Orono – J’étais une très grande fanne. Je crois que j’avais quinze ans.
Harry – Et on est devenu·es ami·es. On est resté·es en contact sur Facebook et on a commencé à assembler les pièces du groupe. Nous étions éparpillés entre Londres, les États-Unis, Sidney… On s’est dit « faisons des chansons ». On n’a jamais pensé qu’on jouerait quoi que ce soit en live un jour, on voulait seulement s’amuser. Puis on a sorti une première chanson et le reste est arrivé.

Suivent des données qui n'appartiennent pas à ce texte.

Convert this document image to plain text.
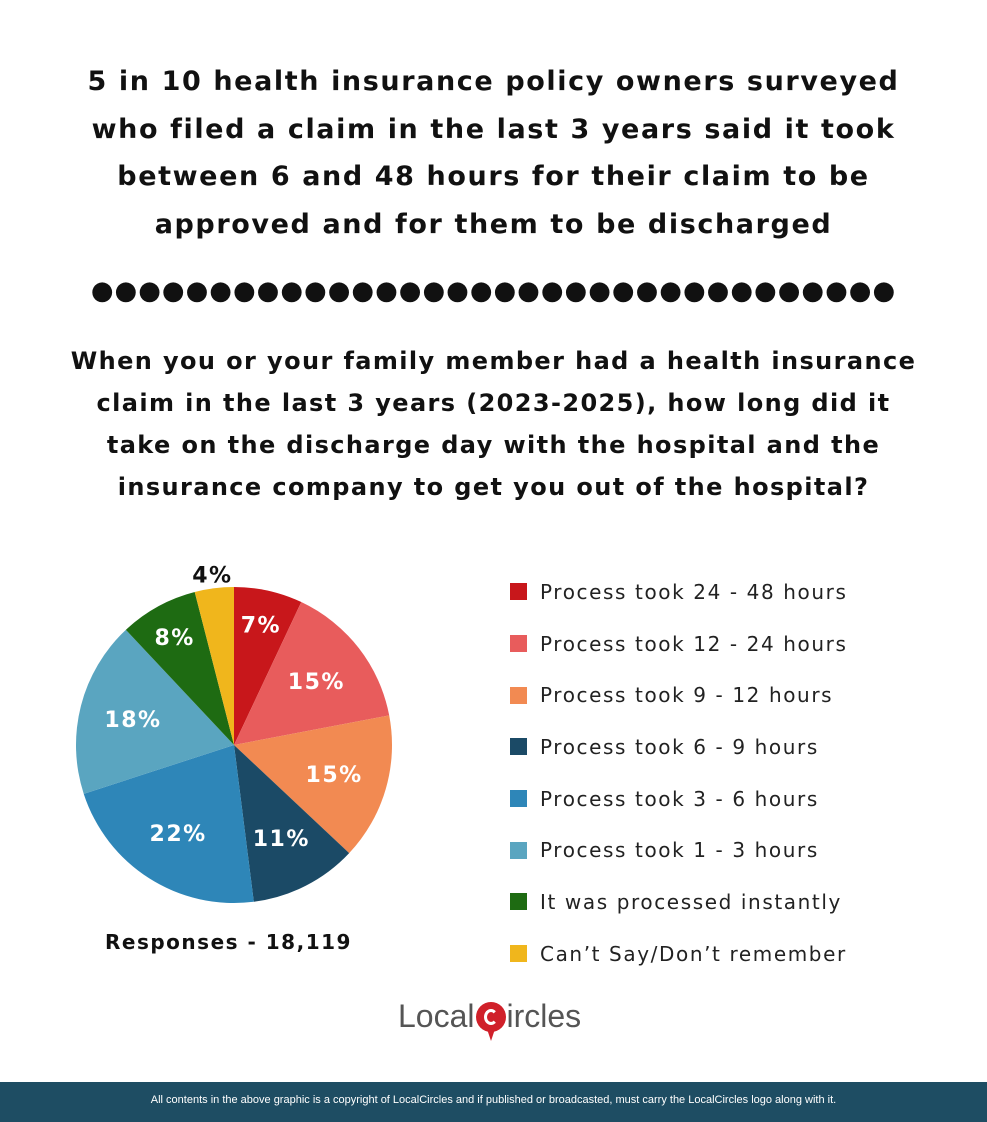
5 in 10 health insurance policy owners surveyed
who filed a claim in the last 3 years said it took
between 6 and 48 hours for their claim to be
approved and for them to be discharged
●●●●●●●●●●●●●●●●●●●●●●●●●●●●●●●●●●
When you or your family member had a health insurance
claim in the last 3 years (2023-2025), how long did it
take on the discharge day with the hospital and the
insurance company to get you out of the hospital?
7%
15%
15%
11%
22%
18%
8%
4%
Responses - 18,119
Process took 24 - 48 hours
Process took 12 - 24 hours
Process took 9 - 12 hours
Process took 6 - 9 hours
Process took 3 - 6 hours
Process took 1 - 3 hours
It was processed instantly
Can’t Say/Don’t remember
Local ircles
All contents in the above graphic is a copyright of LocalCircles and if published or broadcasted, must carry the LocalCircles logo along with it.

Durant la tournée je me rappelle m’être dit « mais personne ne m’avait prévenu que ce serait si dur. Pourquoi est-ce que j’ai signé ? »
Orono, Superorganism
Vous pensez que le fait de composer sans penser au live a pu influencer vos compositions ?
Harry – Si tu te poses la question du live pendant le travail créatif en studio, tu te restreins dans tes expérimentations. On s’est fait un cadeau en se permettant d’essayer toutes nos idées folles sans se poser de questions. Une fois qu’on les a enregistrés, là, on s’est dit « bon, comment on fait comment maintenant ? ».
Orono – Pour le deuxième, on savait bien évidemment qu’on jouerait live, mais on a continué à ignorer ça le temps de la création.
Une autre chose qui a dû changer pour ce deuxième album, c’est que vous étiez tous·tes ensemble !
Orono – Finalement, pas tant que ça. Du moins pas sur tout le processus. On était ensemble quand on a créé les premiers morceaux, quand on a imaginé les chansons, mais au moment de tout mixer, on était à nouveau éparpillés. Ça ne nous a pas tellement changés, ça allait seulement beaucoup plus vite.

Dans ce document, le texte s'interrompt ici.